Each pixel is represented by 3 bytes. These pixels are defined as a character array, named header_data.
The problem is that not every byte is a printable character that could exist in that header file.
This is solved by only using the printable characters 33 through 97. That gives 6 bits of information, so every four characters will give 24 bits, which can represent all permutations of 3 bytes.
The current project in Systems Programming is to come up with an ASCII compressor that removes the top zero bit and writes the contents to the file.
In order to facilitate decompression, the original file size is written to file, then the compressed char bytes. There are two files to run tests on- one that is 63 bytes long, and the other is 5344213 bytes. My code below works as expected for the first test file, as it writes 56 bytes of compressed text plus 4 bytes of file header.
However, when I try it on the long test file, the compressed version is 3 bytes shorter than the original, when it should be roughly 749KiB smaller, or 14% of original size.
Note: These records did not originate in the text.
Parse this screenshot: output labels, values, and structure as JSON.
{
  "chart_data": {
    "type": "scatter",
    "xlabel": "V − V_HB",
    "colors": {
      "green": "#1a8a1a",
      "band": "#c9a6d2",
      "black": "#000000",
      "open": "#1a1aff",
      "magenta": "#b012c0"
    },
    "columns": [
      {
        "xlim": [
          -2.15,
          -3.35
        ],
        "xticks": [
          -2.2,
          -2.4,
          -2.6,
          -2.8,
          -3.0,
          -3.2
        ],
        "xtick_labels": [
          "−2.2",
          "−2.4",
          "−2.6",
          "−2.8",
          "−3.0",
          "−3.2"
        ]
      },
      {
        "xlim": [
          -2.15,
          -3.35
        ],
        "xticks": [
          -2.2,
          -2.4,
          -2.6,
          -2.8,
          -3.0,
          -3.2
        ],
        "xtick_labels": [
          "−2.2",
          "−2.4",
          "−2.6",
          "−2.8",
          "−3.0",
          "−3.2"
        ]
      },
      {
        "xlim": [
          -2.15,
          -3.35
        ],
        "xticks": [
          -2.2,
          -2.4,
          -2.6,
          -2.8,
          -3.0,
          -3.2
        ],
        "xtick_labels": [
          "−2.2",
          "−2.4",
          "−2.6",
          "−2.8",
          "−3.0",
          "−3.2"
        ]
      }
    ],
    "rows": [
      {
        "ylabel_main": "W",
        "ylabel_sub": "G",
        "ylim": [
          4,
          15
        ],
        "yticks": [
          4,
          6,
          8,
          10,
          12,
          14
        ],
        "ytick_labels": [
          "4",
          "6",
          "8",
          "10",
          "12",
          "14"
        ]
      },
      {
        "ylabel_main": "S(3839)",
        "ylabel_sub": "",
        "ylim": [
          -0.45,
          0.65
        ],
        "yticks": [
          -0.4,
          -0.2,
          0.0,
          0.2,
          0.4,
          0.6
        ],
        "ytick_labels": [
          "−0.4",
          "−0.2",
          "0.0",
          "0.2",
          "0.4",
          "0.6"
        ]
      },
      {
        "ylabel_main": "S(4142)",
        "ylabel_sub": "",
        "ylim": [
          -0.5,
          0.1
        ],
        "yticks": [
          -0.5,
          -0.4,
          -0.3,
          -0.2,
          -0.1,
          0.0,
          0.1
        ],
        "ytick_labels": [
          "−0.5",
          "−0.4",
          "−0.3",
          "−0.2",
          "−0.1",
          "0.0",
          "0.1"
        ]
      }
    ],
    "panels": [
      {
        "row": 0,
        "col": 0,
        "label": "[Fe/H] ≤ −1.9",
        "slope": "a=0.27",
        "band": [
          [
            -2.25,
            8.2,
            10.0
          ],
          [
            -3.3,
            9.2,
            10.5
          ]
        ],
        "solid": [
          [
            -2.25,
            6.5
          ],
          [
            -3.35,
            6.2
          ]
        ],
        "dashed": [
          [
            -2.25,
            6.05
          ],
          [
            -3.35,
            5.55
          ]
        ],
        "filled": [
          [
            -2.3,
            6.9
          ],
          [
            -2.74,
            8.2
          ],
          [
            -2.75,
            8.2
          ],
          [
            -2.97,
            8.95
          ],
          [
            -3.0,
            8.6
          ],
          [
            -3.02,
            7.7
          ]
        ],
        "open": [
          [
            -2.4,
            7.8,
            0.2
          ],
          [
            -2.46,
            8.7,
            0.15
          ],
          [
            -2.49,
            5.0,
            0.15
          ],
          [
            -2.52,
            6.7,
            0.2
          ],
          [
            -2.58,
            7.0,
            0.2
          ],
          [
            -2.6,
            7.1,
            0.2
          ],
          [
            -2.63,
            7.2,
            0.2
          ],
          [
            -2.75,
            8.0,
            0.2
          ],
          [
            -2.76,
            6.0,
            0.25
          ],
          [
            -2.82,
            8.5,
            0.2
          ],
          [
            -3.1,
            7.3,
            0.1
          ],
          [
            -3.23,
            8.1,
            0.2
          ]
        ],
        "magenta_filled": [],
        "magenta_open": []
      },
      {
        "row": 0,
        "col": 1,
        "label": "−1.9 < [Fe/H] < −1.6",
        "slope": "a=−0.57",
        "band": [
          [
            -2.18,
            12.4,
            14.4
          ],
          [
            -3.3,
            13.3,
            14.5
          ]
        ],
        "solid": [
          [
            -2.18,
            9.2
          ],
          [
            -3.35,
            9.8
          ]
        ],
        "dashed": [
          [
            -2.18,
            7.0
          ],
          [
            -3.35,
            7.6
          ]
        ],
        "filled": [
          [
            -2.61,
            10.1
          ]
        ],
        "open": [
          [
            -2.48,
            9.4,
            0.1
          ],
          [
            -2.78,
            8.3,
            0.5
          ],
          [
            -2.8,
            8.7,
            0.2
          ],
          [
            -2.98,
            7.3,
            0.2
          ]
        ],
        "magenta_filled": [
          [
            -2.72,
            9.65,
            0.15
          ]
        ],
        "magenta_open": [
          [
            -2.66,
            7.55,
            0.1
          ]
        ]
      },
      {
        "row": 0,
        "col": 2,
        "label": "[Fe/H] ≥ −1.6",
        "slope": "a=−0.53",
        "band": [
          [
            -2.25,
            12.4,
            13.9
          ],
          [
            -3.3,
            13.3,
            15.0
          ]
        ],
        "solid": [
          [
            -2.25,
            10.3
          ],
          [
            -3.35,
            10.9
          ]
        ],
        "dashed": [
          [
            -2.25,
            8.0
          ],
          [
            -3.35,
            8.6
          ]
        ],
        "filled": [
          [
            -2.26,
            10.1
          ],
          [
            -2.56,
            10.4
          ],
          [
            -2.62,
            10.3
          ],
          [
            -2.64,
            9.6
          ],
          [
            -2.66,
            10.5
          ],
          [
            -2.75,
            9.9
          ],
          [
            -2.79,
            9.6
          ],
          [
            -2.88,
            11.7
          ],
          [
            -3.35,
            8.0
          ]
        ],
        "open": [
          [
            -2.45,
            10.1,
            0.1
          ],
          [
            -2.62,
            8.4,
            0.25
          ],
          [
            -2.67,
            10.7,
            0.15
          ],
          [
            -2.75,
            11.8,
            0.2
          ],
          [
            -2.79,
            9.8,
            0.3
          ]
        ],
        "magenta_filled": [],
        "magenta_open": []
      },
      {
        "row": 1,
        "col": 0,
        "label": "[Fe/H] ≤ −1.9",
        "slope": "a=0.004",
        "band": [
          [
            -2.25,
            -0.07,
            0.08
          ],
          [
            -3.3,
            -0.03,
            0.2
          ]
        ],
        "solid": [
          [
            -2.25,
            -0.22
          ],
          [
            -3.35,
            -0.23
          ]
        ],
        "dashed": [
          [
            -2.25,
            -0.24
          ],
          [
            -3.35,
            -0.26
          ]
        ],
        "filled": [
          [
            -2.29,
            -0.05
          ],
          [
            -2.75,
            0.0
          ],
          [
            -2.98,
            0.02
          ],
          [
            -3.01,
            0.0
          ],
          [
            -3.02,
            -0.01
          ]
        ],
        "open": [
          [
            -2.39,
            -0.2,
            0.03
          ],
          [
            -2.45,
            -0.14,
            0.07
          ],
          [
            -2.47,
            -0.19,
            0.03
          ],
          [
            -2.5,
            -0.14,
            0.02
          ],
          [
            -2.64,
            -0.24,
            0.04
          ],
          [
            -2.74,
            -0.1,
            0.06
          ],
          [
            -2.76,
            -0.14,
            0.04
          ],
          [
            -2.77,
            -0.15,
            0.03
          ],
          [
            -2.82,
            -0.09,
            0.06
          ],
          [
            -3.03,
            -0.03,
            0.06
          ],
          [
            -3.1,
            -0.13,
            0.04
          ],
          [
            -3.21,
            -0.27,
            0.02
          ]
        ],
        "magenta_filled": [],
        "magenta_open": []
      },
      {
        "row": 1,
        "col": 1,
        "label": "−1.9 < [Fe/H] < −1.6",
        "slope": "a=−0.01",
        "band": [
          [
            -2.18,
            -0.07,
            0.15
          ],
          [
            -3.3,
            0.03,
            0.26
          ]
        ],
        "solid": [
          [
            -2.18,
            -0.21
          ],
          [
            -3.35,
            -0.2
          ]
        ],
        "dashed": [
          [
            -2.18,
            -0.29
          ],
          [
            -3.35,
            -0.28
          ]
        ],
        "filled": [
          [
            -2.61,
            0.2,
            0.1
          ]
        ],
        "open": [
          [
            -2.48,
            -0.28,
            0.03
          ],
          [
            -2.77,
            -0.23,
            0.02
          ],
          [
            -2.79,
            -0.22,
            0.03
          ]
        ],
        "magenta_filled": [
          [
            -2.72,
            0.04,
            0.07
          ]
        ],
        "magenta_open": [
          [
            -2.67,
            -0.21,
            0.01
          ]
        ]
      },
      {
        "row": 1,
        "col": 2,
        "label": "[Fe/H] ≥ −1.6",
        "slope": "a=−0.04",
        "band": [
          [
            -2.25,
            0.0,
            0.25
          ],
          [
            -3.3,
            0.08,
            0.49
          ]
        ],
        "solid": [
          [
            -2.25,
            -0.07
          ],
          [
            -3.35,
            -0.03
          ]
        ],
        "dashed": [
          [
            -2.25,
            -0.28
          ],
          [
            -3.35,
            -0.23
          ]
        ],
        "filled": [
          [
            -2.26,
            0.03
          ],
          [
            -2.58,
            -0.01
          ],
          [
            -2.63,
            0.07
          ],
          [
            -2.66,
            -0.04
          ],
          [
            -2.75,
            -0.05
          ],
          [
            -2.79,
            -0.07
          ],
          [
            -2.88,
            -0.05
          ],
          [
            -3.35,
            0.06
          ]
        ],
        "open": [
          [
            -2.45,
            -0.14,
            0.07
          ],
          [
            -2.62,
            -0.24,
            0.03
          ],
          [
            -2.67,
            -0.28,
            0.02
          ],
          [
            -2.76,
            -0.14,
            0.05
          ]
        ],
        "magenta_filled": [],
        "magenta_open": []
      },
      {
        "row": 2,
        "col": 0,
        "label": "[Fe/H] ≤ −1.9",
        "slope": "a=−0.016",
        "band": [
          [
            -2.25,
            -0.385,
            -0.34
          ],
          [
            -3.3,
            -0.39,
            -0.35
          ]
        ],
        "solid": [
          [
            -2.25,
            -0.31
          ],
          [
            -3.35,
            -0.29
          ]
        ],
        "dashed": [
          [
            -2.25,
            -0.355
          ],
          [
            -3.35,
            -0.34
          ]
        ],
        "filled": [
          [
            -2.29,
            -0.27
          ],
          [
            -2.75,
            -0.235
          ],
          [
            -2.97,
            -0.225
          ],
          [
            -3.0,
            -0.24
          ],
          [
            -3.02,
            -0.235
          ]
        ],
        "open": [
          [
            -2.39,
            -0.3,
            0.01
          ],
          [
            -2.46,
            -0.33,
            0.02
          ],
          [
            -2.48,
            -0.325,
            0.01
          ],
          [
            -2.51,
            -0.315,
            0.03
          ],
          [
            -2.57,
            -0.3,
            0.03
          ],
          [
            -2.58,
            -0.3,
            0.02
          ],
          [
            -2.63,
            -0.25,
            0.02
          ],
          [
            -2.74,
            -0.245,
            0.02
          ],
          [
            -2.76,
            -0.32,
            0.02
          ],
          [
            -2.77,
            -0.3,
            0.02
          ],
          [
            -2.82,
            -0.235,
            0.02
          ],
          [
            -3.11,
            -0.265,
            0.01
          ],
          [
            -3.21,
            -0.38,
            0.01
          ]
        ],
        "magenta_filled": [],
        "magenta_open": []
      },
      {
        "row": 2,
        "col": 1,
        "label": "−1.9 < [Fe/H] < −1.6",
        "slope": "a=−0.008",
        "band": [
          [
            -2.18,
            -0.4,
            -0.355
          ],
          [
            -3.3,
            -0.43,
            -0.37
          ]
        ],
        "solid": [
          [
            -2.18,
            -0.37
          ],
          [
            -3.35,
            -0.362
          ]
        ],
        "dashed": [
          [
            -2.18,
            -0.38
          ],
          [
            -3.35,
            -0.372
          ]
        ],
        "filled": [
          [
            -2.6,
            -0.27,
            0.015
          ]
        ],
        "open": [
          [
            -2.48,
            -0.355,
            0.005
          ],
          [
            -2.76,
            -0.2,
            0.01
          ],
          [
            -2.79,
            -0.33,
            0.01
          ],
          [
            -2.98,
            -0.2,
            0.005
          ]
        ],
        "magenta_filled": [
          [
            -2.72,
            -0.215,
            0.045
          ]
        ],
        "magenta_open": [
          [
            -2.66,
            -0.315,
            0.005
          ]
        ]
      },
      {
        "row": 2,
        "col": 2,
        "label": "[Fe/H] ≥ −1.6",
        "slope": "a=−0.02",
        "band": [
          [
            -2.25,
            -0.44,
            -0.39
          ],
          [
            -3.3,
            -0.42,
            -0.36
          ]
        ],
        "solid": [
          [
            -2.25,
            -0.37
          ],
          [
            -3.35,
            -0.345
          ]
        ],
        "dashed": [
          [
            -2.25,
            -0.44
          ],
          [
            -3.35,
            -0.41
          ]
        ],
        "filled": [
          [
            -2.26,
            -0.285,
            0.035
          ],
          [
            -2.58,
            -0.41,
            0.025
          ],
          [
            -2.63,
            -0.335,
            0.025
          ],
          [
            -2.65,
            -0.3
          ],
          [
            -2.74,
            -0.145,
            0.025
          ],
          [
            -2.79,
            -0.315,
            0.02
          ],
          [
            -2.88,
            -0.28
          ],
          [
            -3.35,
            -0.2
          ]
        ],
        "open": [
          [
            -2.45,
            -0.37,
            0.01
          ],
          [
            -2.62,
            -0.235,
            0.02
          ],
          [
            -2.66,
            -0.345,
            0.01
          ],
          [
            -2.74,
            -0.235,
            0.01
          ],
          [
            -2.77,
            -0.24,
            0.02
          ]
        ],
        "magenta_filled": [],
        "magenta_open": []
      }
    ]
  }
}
I've worked out the binary bit shift values for the first two write loops of the long test file, and they match up what is being recorded on my test printout.
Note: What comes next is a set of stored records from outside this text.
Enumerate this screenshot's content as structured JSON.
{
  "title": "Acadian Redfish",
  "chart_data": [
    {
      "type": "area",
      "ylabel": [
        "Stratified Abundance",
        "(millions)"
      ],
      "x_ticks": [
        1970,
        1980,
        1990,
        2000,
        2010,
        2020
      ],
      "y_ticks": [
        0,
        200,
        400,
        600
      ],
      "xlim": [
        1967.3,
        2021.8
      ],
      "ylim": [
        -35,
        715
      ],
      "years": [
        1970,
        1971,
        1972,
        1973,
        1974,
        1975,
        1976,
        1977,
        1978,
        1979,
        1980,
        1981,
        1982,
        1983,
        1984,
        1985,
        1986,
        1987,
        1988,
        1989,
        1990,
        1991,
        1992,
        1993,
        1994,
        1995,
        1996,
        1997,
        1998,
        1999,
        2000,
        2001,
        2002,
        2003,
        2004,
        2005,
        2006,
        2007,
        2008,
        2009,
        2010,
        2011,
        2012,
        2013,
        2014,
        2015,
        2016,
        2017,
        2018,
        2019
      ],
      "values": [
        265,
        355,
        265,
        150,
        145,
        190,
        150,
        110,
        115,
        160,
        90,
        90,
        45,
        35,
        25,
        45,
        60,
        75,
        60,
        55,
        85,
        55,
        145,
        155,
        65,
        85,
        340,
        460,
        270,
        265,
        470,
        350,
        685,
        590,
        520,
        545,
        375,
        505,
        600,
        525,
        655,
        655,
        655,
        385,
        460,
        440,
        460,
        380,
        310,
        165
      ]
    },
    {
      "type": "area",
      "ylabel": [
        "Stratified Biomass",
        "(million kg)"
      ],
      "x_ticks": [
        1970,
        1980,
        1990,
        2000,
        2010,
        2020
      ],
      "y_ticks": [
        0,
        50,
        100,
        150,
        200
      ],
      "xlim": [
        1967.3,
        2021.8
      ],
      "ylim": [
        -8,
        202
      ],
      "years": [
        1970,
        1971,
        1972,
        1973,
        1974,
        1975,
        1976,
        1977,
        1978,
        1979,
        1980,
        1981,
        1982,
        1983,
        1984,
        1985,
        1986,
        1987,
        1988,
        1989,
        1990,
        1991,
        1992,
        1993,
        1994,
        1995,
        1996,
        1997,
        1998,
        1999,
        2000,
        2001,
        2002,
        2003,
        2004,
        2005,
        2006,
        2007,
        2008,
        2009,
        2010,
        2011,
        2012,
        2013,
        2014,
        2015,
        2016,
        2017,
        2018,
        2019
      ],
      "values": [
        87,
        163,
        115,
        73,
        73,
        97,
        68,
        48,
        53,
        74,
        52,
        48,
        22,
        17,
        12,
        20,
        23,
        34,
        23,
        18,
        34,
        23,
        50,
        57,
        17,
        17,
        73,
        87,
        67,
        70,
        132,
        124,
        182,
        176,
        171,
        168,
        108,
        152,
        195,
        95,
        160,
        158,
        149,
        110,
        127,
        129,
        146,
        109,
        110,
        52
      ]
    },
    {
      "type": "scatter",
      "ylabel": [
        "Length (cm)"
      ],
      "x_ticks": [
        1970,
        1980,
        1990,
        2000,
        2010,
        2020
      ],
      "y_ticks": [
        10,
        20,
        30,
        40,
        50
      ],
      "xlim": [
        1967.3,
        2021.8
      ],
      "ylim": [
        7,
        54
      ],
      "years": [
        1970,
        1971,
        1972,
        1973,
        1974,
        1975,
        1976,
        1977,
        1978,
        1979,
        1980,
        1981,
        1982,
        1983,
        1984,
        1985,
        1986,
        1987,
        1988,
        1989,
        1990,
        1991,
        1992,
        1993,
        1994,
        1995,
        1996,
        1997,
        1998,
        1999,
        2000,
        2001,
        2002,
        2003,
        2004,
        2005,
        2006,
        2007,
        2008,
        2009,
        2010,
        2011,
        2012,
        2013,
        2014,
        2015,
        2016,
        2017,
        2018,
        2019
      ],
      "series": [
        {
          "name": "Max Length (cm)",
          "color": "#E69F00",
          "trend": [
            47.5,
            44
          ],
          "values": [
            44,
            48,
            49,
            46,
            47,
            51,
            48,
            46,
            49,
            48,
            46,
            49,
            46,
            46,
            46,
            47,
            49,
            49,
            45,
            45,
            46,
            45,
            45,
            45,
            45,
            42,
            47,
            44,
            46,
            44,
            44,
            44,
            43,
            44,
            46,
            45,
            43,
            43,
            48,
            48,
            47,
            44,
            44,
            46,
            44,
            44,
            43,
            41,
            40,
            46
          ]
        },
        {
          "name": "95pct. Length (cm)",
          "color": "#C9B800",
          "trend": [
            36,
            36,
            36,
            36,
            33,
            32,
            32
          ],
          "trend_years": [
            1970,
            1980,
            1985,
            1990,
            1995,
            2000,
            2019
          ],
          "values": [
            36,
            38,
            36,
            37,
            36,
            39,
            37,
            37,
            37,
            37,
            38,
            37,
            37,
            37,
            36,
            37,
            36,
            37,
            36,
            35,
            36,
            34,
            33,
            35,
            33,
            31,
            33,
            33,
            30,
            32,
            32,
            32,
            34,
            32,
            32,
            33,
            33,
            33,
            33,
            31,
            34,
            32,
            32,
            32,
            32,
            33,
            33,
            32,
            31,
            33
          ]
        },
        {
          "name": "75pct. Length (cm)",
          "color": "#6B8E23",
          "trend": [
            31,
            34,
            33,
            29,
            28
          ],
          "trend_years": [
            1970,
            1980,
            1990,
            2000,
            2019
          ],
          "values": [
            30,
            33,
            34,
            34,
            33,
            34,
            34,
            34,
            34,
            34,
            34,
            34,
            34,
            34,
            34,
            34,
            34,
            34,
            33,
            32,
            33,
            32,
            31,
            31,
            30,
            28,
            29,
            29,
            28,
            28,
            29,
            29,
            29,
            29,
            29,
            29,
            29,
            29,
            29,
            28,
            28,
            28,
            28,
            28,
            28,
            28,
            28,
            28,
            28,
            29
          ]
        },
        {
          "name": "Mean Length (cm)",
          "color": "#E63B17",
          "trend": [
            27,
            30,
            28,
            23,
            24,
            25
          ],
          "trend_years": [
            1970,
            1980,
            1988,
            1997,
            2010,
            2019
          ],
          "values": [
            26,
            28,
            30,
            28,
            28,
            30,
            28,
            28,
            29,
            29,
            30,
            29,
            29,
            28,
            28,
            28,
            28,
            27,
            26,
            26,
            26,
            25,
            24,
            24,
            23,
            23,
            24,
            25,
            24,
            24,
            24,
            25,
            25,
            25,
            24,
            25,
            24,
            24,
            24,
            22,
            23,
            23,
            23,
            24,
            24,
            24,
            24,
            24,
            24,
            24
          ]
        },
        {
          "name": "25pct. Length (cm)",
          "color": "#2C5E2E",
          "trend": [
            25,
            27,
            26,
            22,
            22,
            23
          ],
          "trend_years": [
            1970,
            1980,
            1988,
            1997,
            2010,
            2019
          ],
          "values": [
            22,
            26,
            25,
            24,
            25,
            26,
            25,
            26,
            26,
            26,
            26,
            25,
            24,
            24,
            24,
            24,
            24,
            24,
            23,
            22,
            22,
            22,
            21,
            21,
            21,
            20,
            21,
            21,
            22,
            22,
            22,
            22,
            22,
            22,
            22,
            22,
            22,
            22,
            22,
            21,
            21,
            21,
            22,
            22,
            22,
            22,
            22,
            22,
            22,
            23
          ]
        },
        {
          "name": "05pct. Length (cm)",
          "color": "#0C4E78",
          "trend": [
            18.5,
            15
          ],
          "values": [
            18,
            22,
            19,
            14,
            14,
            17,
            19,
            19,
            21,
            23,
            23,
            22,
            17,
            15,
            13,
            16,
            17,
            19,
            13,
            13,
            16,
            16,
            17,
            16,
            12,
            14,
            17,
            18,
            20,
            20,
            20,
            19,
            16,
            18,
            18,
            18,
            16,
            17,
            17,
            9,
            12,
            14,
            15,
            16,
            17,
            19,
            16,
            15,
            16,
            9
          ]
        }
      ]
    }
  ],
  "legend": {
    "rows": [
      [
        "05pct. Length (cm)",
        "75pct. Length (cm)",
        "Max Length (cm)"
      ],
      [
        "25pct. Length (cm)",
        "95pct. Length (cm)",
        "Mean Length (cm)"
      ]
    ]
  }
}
while ( (characters= read(openReadFile, unpacked, BUFFER)) >0 ){
unsigned char packed[7]; //compression storage
int i, j, k, writeCount, endLength, endLoop;
//loop through the buffer array
for (i=0; i< characters-1; i++){
j= i%7;
//fill up the compressed array
packed[j]= packer(unpacked[i], unpacked[i+1], j);
if (j == 6){
writeCalls++; //track how many calls made
writeCount= write(openWriteFile, packed, sizeof (packed));
int packedSize= writeCount;
for (k=0; k<7 && writeCalls < 10; k++)
printf("%X ", (int)packed[k]);
totalWrittenBytes+= packedSize;
printf(" %d\n", packedSize);
memset(&packed[0], 0, sizeof(packed)); //clear array
if (writeCount < 0)
printOpenErrors(writeCount);
}
//end of buffer array loop
endLength= characters-i;
if (endLength < 7){
for (endLoop=0; endLoop < endLength-1; endLoop++){
packed[endLoop]= packer(unpacked[endLoop], unpacked[endLoop+1], endLoop);
}
packed[endLength]= calcEndBits(endLength, unpacked[endLength]);
}
} //end buffer array loop
} //end file read loop
The packer function:
//calculates the compressed byte value for the array
char packer(char i, char j, int k){
char packStyle;
switch(k){
//shift bits based on mod value with 8
case 0:
packStyle= ((i & 0x7F) << 1) | ((j & 0x40) >> 6);
break;
case 1:
packStyle= ((i & 0x3F) << 2) | ((j & 0x60) >> 5);
break;
case 2:
packStyle= ((i & 0x1F) << 3) | ((j & 0x70) >> 4);
break;
case 3:
packStyle= ((i & 0x0F) << 4) | ((j & 0x78) >> 3);
break;
case 4:
packStyle= ((i & 0x07) << 5) | ((j & 0x7C) >> 2);
break;
case 5:
packStyle= ((i & 0x03) << 6) | ((j & 0x7E) >> 1);
break;
case 6:
packStyle= ( (i & 0x01 << 7) | (j & 0x7F));
break;
}
return packStyle;
}
I've verified that there are 7 bytes written out every time the packed buffer is flushed, and there are 763458 write calls made for the long file, which match up to 5344206 bytes written.
I'm getting the same hex codes from the printout that I worked out in binary beforehand, and I can see the top bit of every byte removed. So why aren't the bit shifts being reflected in the results?
Ok, since this is homework I'll just give you a few hints without giving out a solution.
First are you sure that the 56 bytes you get on the first file are the right bytes? Sure the count looks good, but you got lucky on count (proof is the second test file). I can immediately see at least two key mistakes in the code.
To make sure you have the right output, the byte count is not enough. You need to dig deeper. How about checking the bytes themselves one by one. 63 characters is not that much to go heh? There are many ways you can do this. You could use od (a pretty good Linux/Unix tool to look at the binary contents of files, if you're on Windows use some Hex editor). Or you could print out debug information from within your program.
Good luck.
Why do you expect the output to be 14% shorter than the input? How could it, when you store a byte into packed as many times as there are input bytes, except for the last group? The size of the output will always be within 7 of the size of the input.